22 JUMP STREET
Directors: Phil Lord and Christopher Miller
Cast: Jonah Hill, Channing Tatum, Ice Cube, Amber Stevens, Wyatt Russell, Peter Stormare, Jillian Bell, the Lucas Brothers, Nick Offerman
MPAA Rating: (for language throughout, sexual content, drug material, brief nudity and some violence)
Running Time: 1:52
Release Date: 6/13/14
Review by Mark Dujsik | June 11, 2014
The central question posed by 22 Jump Street has nothing to do with its characters, its scenario, its sense of humor, or its diversions into action, yet it has everything to do which each and every one of those things. The main question of this sequel is the necessity of its very existence. If one knows the first film, which openly doubted the need for reviving an old intellectual property (such as the television show upon which it was very loosely based) in the years or decades after it first appeared, this will come as no surprise.
What is a surprise is that this film works in an almost completely different way from—and to pretty much the same degree as—its predecessor, despite the fact that it is essentially doing everything the original has already done. The difference is that 21 Jump Street mocked its premise only to spring into something that worked beyond the self-referential joke. It may not have respected its origins, but once the satirical formalities were out of the way, the film was really a character-based comedy that took the dynamic of its main characters seriously.

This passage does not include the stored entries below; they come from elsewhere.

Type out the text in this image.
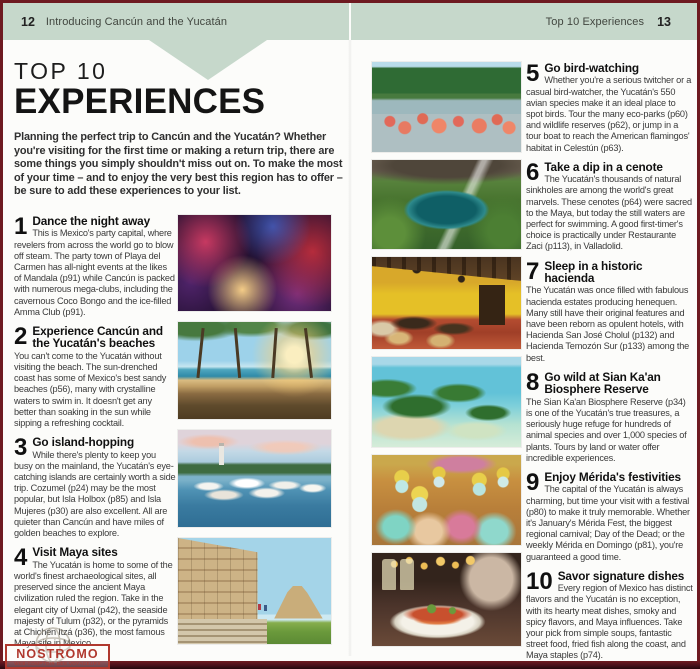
12 Introducing Cancún and the Yucatán	Top 10 Experiences 13
TOP 10
EXPERIENCES
Planning the perfect trip to Cancún and the Yucatán? Whether you're visiting for the first time or making a return trip, there are some things you simply shouldn't miss out on. To make the most of your time – and to enjoy the very best this region has to offer – be sure to add these experiences to your list.
1 Dance the night away

This is Mexico's party capital, where revelers from across the world go to blow off steam. The party town of Playa del Carmen has all-night events at the likes of Mandala (p91) while Cancún is packed with numerous mega-clubs, including the cavernous Coco Bongo and the ice-filled Amma Club (p91).

2 Experience Cancún and the Yucatán's beaches

You can't come to the Yucatán without visiting the beach. The sun-drenched coast has some of Mexico's best sandy beaches (p56), many with crystalline waters to swim in. It doesn't get any better than soaking in the sun while sipping a refreshing cocktail.

3 Go island-hopping

While there's plenty to keep you busy on the mainland, the Yucatán's eye-catching islands are certainly worth a side trip. Cozumel (p24) may be the most popular, but Isla Holbox (p85) and Isla Mujeres (p30) are also excellent. All are quieter than Cancún and have miles of golden beaches to explore.

4 Visit Maya sites

The Yucatán is home to some of the world's finest archaeological sites, all preserved since the ancient Maya civilization ruled the region. Take in the elegant city of Uxmal (p42), the seaside majesty of Tulum (p32), or the pyramids at Chichén Itzá (p36), the most famous Maya site in Mexico.

5 Go bird-watching

Whether you're a serious twitcher or a casual bird-watcher, the Yucatán's 550 avian species make it an ideal place to spot birds. Tour the many eco-parks (p60) and wildlife reserves (p62), or jump in a tour boat to reach the American flamingos' habitat in Celestún (p63).

6 Take a dip in a cenote

The Yucatán's thousands of natural sinkholes are among the world's great marvels. These cenotes (p64) were sacred to the Maya, but today the still waters are perfect for swimming. A good first-timer's choice is practically under Restaurante Zaci (p113), in Valladolid.

7 Sleep in a historic hacienda

The Yucatán was once filled with fabulous hacienda estates producing henequen. Many still have their original features and have been reborn as opulent hotels, with Hacienda San José Cholul (p132) and Hacienda Temozón Sur (p133) among the best.

8 Go wild at Sian Ka'an Biosphere Reserve

The Sian Ka'an Biosphere Reserve (p34) is one of the Yucatán's true treasures, a seriously huge refuge for hundreds of animal species and over 1,000 species of plants. Tours by land or water offer incredible experiences.

9 Enjoy Mérida's festivities

The capital of the Yucatán is always charming, but time your visit with a festival (p80) to make it truly memorable. Whether it's January's Mérida Fest, the biggest regional carnival; Day of the Dead; or the weekly Mérida en Domingo (p81), you're guaranteed a good time.

10 Savor signature dishes

Every region of Mexico has distinct flavors and the Yucatán is no exception, with its hearty meat dishes, smoky and spicy flavors, and Maya influences. Take your pick from simple soups, fantastic street food, fried fish along the coast, and Maya staples (p74).

NOSTROMO
WEB-COMPTOIR DES VOYAGEURS
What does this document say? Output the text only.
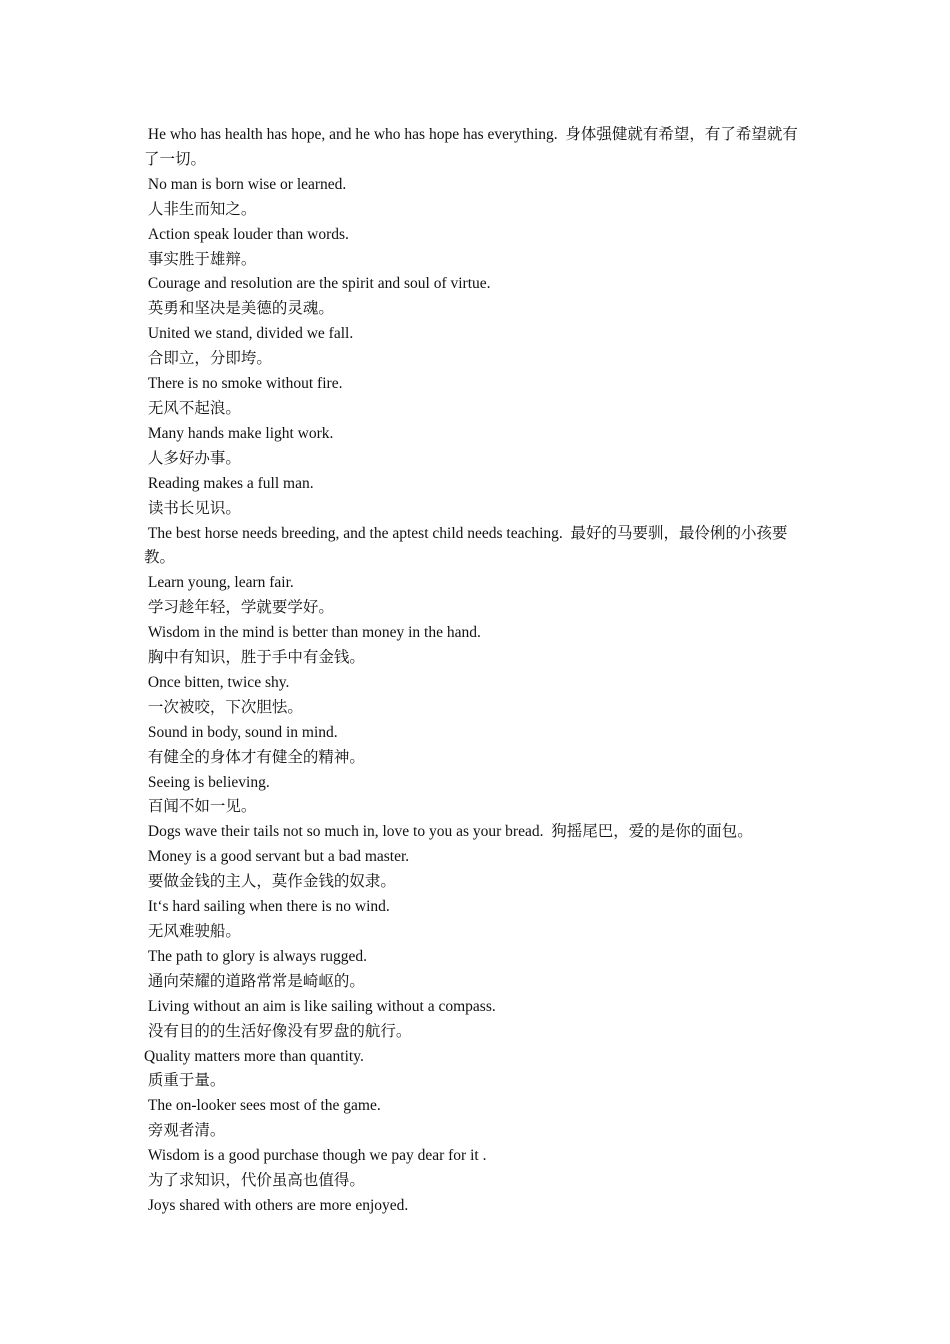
He who has health has hope, and he who has hope has everything.  身体强健就有希望，有了希望就有了一切。
No man is born wise or learned.
人非生而知之。
Action speak louder than words.
事实胜于雄辩。
Courage and resolution are the spirit and soul of virtue.
英勇和坚决是美德的灵魂。
United we stand, divided we fall.
合即立，分即垮。
There is no smoke without fire.
无风不起浪。
Many hands make light work.
人多好办事。
Reading makes a full man.
读书长见识。
The best horse needs breeding, and the aptest child needs teaching.  最好的马要驯，最伶俐的小孩要教。
Learn young, learn fair.
学习趁年轻，学就要学好。
Wisdom in the mind is better than money in the hand.
胸中有知识，胜于手中有金钱。
Once bitten, twice shy.
一次被咬，下次胆怯。
Sound in body, sound in mind.
有健全的身体才有健全的精神。
Seeing is believing.
百闻不如一见。
Dogs wave their tails not so much in, love to you as your bread.  狗摇尾巴，爱的是你的面包。
Money is a good servant but a bad master.
要做金钱的主人，莫作金钱的奴隶。
It‘s hard sailing when there is no wind.
无风难驶船。
The path to glory is always rugged.
通向荣耀的道路常常是崎岖的。
Living without an aim is like sailing without a compass.
没有目的的生活好像没有罗盘的航行。
Quality matters more than quantity.
质重于量。
The on-looker sees most of the game.
旁观者清。
Wisdom is a good purchase though we pay dear for it .
为了求知识，代价虽高也值得。
Joys shared with others are more enjoyed.
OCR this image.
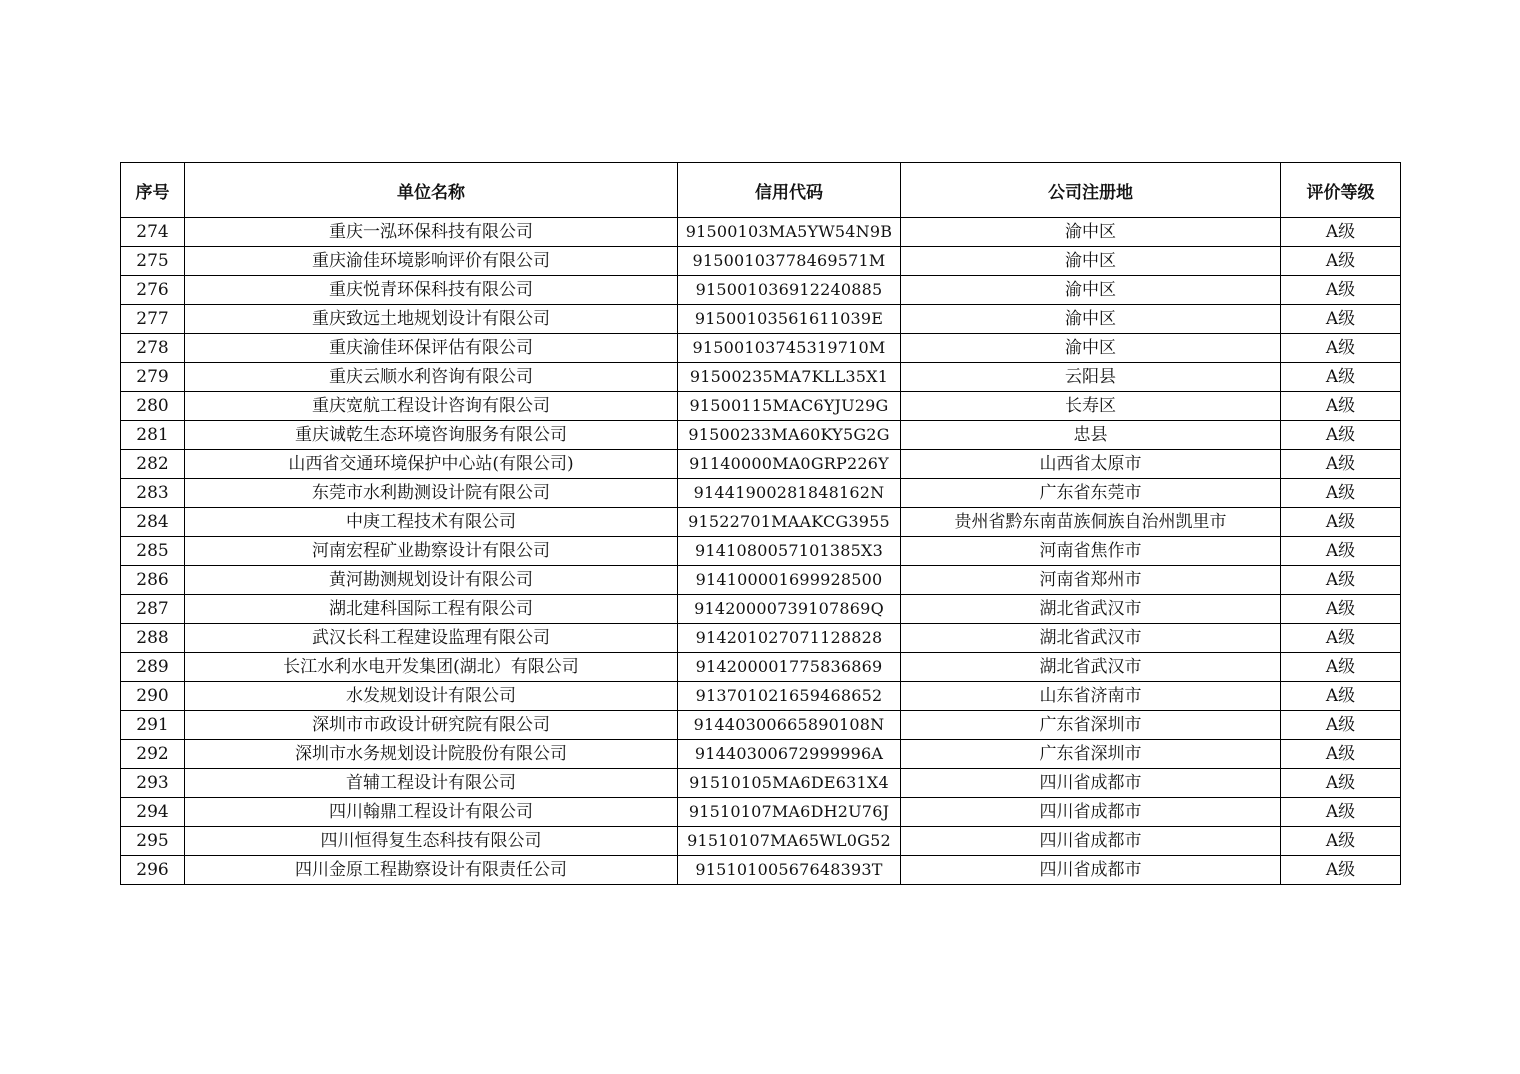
序号	单位名称	信用代码	公司注册地	评价等级
274	重庆一泓环保科技有限公司	91500103MA5YW54N9B	渝中区	A级
275	重庆渝佳环境影响评价有限公司	91500103778469571M	渝中区	A级
276	重庆悦青环保科技有限公司	915001036912240885	渝中区	A级
277	重庆致远土地规划设计有限公司	91500103561611039E	渝中区	A级
278	重庆渝佳环保评估有限公司	91500103745319710M	渝中区	A级
279	重庆云顺水利咨询有限公司	91500235MA7KLL35X1	云阳县	A级
280	重庆宽航工程设计咨询有限公司	91500115MAC6YJU29G	长寿区	A级
281	重庆诚乾生态环境咨询服务有限公司	91500233MA60KY5G2G	忠县	A级
282	山西省交通环境保护中心站(有限公司)	91140000MA0GRP226Y	山西省太原市	A级
283	东莞市水利勘测设计院有限公司	91441900281848162N	广东省东莞市	A级
284	中庚工程技术有限公司	91522701MAAKCG3955	贵州省黔东南苗族侗族自治州凯里市	A级
285	河南宏程矿业勘察设计有限公司	9141080057101385X3	河南省焦作市	A级
286	黄河勘测规划设计有限公司	914100001699928500	河南省郑州市	A级
287	湖北建科国际工程有限公司	91420000739107869Q	湖北省武汉市	A级
288	武汉长科工程建设监理有限公司	914201027071128828	湖北省武汉市	A级
289	长江水利水电开发集团(湖北）有限公司	914200001775836869	湖北省武汉市	A级
290	水发规划设计有限公司	913701021659468652	山东省济南市	A级
291	深圳市市政设计研究院有限公司	91440300665890108N	广东省深圳市	A级
292	深圳市水务规划设计院股份有限公司	91440300672999996A	广东省深圳市	A级
293	首辅工程设计有限公司	91510105MA6DE631X4	四川省成都市	A级
294	四川翰鼎工程设计有限公司	91510107MA6DH2U76J	四川省成都市	A级
295	四川恒得复生态科技有限公司	91510107MA65WL0G52	四川省成都市	A级
296	四川金原工程勘察设计有限责任公司	91510100567648393T	四川省成都市	A级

In the sequel, though, just about everyone is in on the joke. This includes our heroes: two cops named Schmidt (Jonah Hill) and Jenko (Channing Tatum), who find themselves once again on assignment to once again go undercover in an educational institute because, once again, there's a potentially deadly drug circulating among the student body.
They know this sounds familiar—perhaps too familiar. They even suggest alternatives, such as Jenko proposing that they join the Secret Service and protect the White House. Their captain (Ice Cube) tells them no; they're basically going to do the same thing they did a couple of years ago. Instead of high school, though, they'll be undercover at college. He explains this in their newly refurbished headquarters, which is directly across the street from the old one, where people are already planning construction on a new building at 23 Jump Street.
Before that, the chief of police (Nick Offerman, that master of deadpan delivery) once again explains their new assignment in terms that sound suspiciously like they should be coming out of the mouth of a jaded Hollywood executive or a worn-out film critic. He didn't think their first assignment would go over well, but it did. Now there's demand to do it again, and the bigwigs have decided the new assignment should be exactly like the first one but with a bigger budget. As if money is going to cover up laziness, the cynical chief opines.
Here's a film that doesn't really need to exist that justifies its being by admitting it is a questionable affair. This is a tough trick to accomplish. The risk is in the admission of inherent laziness becoming a self-fulfilling prophecy.
It's one thing to point out the obvious, but that gets old and obvious pretty quickly. The screenplay by Michael Bacall (who also wrote the first film), Oren Uziel, and Rodney Rotham doesn't stop there; it doesn't just go for the easy laugh. The screenwriters, along with directors Phil Lord and Christopher Miller, are in it for the long haul—from the chief's speech to an end-credits sequence that imagines this series some 30 sequels into the future, with each successive one making a flimsier and more ridiculous excuse to get these two characters into the same shenanigans over and over again.
In between, the film has a tougher time maintaining the joke, but it only slightly matters. Hill and Tatum are very funny together (e.g., the opening scene, in which Schmidt disguises himself as a Hispanic gang member and Jenko tries and fails to play along) and funny enough on their own (e.g., Schmidt's take on slam poetry and Jenko's delayed, childlike reaction to discovering the identity of his partner's romantic interest), which is vital because the film's questioning of itself extends to the relationship between these characters.
Do they maintain the dynamic they had last time, or do they try something different? Their relationship is essentially the same, even as it appears to be different on the surface. One has a great time at college, and the other struggles to find his place. There's a rift, and every time they talk, it begins to sound like two people dealing with the aftereffects of a lovers' quarrel.
The screenplay is really having an open debate about the foundation of the sequel: theme and variation—how much to keep the same and to what degree to alter expectations. It has a lot of fun poking at other conventions, too. There's a red herring of a character who is literally stamped as one. Jenko starts a friendship with the school's star quarterback (Wyatt Russell) in a scene that amusingly devises a most torturous way to get the two to say the phrase that best describes the clichéd moment they are experiencing (It involves the combination of the meat on a sandwich and a certain brand of cotton swab). A chase scene has Schmidt and Jenko shunning their instincts by actively trying to avoid destruction, due to the department's unanticipated budget concerns.
22 Jump Street might not be as consistently funny as its predecessor, but it is twice as clever. In this age of obligatory sequels, it's nearly impossible not to admire one that has the gumption to so thoroughly deconstruct its creative elements and the behind-the-scenes scheming that has led to its creation. This one does so to a point that the film has effectively murdered any chance that a continuation of this franchise is even possible.